Os ritmos circadianos regulam os ciclos de sono e vigília em função da luz solar. Quando a exposição à luz natural diminui, a melatonina, hormona que facilita o sono, é produzida em menor quantidade e de forma menos regular. Esta alteração pode causar despertares noturnos, sonolência diurna ou a sensação de descanso insuficiente.
Neste contexto, e de acordo com o estudo da Sociedade Portuguesa de Pneumologia, mais de 50% dos mais de portugueses têm um sono insatisfatório ou de má qualidade e cerca de 40% dos adultos dorme menos de seis horas por dia.
“Garantir um sono adequado nas pessoas idosas contribui para preservar a vitalidade, a memória e o equilíbrio emocional. Incorporar hábitos simples, como expor-se ao sol durante o dia ou manter rotinas regulares de descanso, pode fazer uma grande diferença e favorecer um estilo de vida mais sustentável, reduzindo o uso de luz artificial e de ecrãs antes de dormir”, explica Miriam Piqueras, diretora médica da Sanitas Mayores, empresa ibérica pertencente à seguradora BUPA.
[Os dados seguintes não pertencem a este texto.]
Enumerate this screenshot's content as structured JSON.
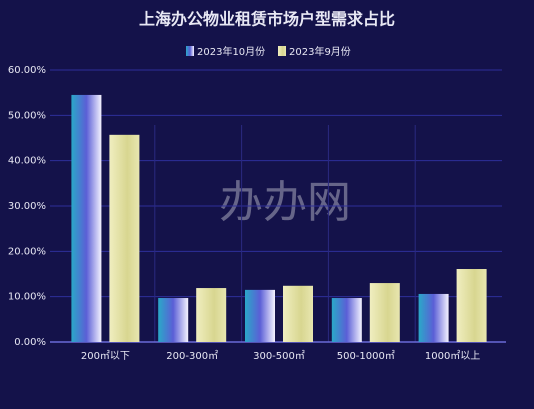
{
  "chart_data": {
    "type": "bar",
    "title": "上海办公物业租赁市场户型需求占比",
    "watermark": "办办网",
    "categories": [
      "200㎡以下",
      "200-300㎡",
      "300-500㎡",
      "500-1000㎡",
      "1000㎡以上"
    ],
    "series": [
      {
        "name": "2023年10月份",
        "color": "#5b5fd6",
        "values": [
          54.5,
          9.7,
          11.5,
          9.7,
          10.6
        ]
      },
      {
        "name": "2023年9月份",
        "color": "#d8d690",
        "values": [
          45.7,
          11.9,
          12.4,
          13.0,
          16.1
        ]
      }
    ],
    "ylim": [
      0,
      60
    ],
    "yticks": [
      {
        "value": 0,
        "label": "0.00%"
      },
      {
        "value": 10,
        "label": "10.00%"
      },
      {
        "value": 20,
        "label": "20.00%"
      },
      {
        "value": 30,
        "label": "30.00%"
      },
      {
        "value": 40,
        "label": "40.00%"
      },
      {
        "value": 50,
        "label": "50.00%"
      },
      {
        "value": 60,
        "label": "60.00%"
      }
    ],
    "grid": true,
    "legend": "top"
  }
}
Com o passar dos anos, o organismo sofre alterações fisiológicas que modificam a arquitetura do sono. “As fases profundas tornam-se mais curtas e a produção de melatonina diminui, o que torna o descanso mais leve. Estas variações podem provocar despertares mais frequentes ou a sensação de sono não reparador. A falta de descanso afeta diretamente o bem-estar e a qualidade de vida, podendo causar fadiga, irritabilidade, menor concentração e alterações de humor, além de dificultar a recuperação física e mental”, acrescenta Miriam Piqueras.
Perante esta situação, os especialistas da Sanitas Mayores recordam que a mudança de estação é o momento ideal para reforçar os hábitos de higiene do sono, a primeira linha de prevenção contra os distúrbios do sono. Entre as medidas mais recomendadas incluem-se:
· Manter horários regulares para dormir e acordar.
· Favorecer a exposição à luz natural, especialmente durante as primeiras horas do dia.
· Preparar o quarto com uma temperatura adequada, boa ventilação e sem ruídos.
· Evitar o uso de dispositivos eletrónicos antes de dormir.
· Integrar rotinas relaxantes, como ler, ouvir música suave ou fazer exercícios de respiração.
· Manter uma vida ativa e social, já que a estimulação mental e as relações pessoais contribuem para melhorar a qualidade do sono.
· Evitar sestas prolongadas ou em horários tardios.
· Cuidar da hidratação e fazer refeições leves pelo menos duas horas antes da hora de ir dormir.
· Praticar atividade física moderada durante o dia, evitando exercício intenso à noite.
· Garantir uma exposição regular a ambientes naturais, uma vez que a luz solar e o contacto com espaços verdes favorecem a regulação do ritmo circadiano.
“Antecipar-se às alterações do sono através de hábitos saudáveis e exames médicos periódicos é a melhor estratégia preventiva. Em pessoas idosas, qualquer alteração no descanso deve ser avaliada para identificar causas e prevenir complicações”, conclui Miriam Piqueras, da Sanitas Mayores.